Fig. 3 shows the working state of the battery plate after actual tensioning. The thin film battery array surface 4 is driven to be unfolded and folded by the expansion and contraction of the in-plane radial support telescopic arm 1. The rope 3 is connected with the in-plane radial support telescopic arm 1 in a plane to form an in-plane support, and is also connected with the out-plane telescopic arm 2 outside the plane, so that the out-plane telescopic arm 2 provides out-plane support, and an integral structure is formed.

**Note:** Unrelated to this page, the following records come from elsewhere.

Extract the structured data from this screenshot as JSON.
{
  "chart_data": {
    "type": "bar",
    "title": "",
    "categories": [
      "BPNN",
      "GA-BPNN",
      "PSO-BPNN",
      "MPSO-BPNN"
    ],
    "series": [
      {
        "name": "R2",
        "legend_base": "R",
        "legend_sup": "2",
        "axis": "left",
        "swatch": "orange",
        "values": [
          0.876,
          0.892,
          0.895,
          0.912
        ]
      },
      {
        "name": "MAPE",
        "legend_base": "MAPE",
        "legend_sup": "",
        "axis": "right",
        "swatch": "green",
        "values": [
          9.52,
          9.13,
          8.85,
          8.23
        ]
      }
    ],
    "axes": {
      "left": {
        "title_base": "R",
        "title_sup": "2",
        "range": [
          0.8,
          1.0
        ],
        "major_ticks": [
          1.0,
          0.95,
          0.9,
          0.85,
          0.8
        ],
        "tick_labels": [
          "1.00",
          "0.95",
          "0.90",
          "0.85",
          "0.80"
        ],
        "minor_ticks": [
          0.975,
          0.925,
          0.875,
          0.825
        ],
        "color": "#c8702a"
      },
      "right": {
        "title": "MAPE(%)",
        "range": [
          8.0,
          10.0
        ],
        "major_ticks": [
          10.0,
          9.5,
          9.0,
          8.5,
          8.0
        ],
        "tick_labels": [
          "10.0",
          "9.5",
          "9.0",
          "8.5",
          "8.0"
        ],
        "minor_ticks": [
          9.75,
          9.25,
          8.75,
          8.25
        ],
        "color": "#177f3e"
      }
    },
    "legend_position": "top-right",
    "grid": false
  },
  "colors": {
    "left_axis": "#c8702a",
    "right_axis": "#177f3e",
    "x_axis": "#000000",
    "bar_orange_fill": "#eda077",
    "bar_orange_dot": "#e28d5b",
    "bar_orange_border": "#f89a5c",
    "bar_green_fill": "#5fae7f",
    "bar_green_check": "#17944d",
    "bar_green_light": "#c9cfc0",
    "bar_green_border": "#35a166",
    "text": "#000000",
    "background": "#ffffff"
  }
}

The stiffness control of the complete structure is achieved by the overall pre-tensioning operation of the cords.

Claims

1. A tensioning device for a space film battery array is characterized in that: comprises an in-plane radial support telescopic arm (1), an out-of-plane telescopic arm (2) and a rope (3);

the in-plane radial support telescopic arm (1) is positioned on a diagonal line in the plane of the thin film battery array;

the out-of-plane telescopic arm (2) is vertical to the plane of the thin film battery array and is symmetrically arranged on two sides of the plane by taking the intersection point of the diagonal lines as a central point;

and one rope (3) is respectively connected between the end part of each in-plane radial support telescopic arm (1) and the end parts of the out-of-plane telescopic arms (2) at two sides.

2. A tensioning device for a spatial thin-film battery array according to claim 1, characterized in that: and the middle part of each in-plane radial support telescopic arm (1) and the end parts of the out-of-plane telescopic arms (2) at the two sides are respectively connected with one rope (3).

3. A tensioning device for a spatial thin-film battery array according to claim 1, characterized in that: the middle part of the in-plane radial support telescopic arm (1) is located at 1/3-2/3 sections at the central point and the end points.

4. A tensioning device for a spatial thin-film battery array according to claim 1, characterized in that: the inner radial support telescopic arm (1) and the outer telescopic arm (2) both adopt triangular prism shear hinge structures.

5. A tensioning device for a spatial thin-film battery array according to claim 4, characterized in that: the triangular prism shear type hinge structure is formed by enclosing three shear type hinges; each scissor type hinge is formed by hinging a plurality of rod pieces (6) and hinges (7) and connecting the end parts of the rod pieces end to end; the scissor type hinges are connected with each other through a connecting piece (5) positioned at the end part of the rod piece.

6. A tensioning device for a spatial thin-film battery array according to claim 5, characterized in that: the three-prism shear hinge structure comprises a four-prism telescopic arm (2) and is characterized in that 3 connecting pieces (5) at the lowest end of the three-prism shear hinge structure for radially supporting the telescopic arm (1) in the plane and 3 connecting pieces (5) at the lowest end of the three-prism shear hinge structure for the telescopic arm (2) out of the plane are fixed on one surface of a quadrangular prism (8).

7. A tensioning device for a spatial thin-film battery array according to claim 6, characterized in that: every face of quadrangular (8) all is provided with three guide rail, three connecting piece of triangular prism formula hinge structure lower extreme sets up respectively on a guide rail, works as the connecting piece prolongs when guide rail (9) expand, and when flexible arm exhibition was complete, the connecting piece was fixed on guide rail (9).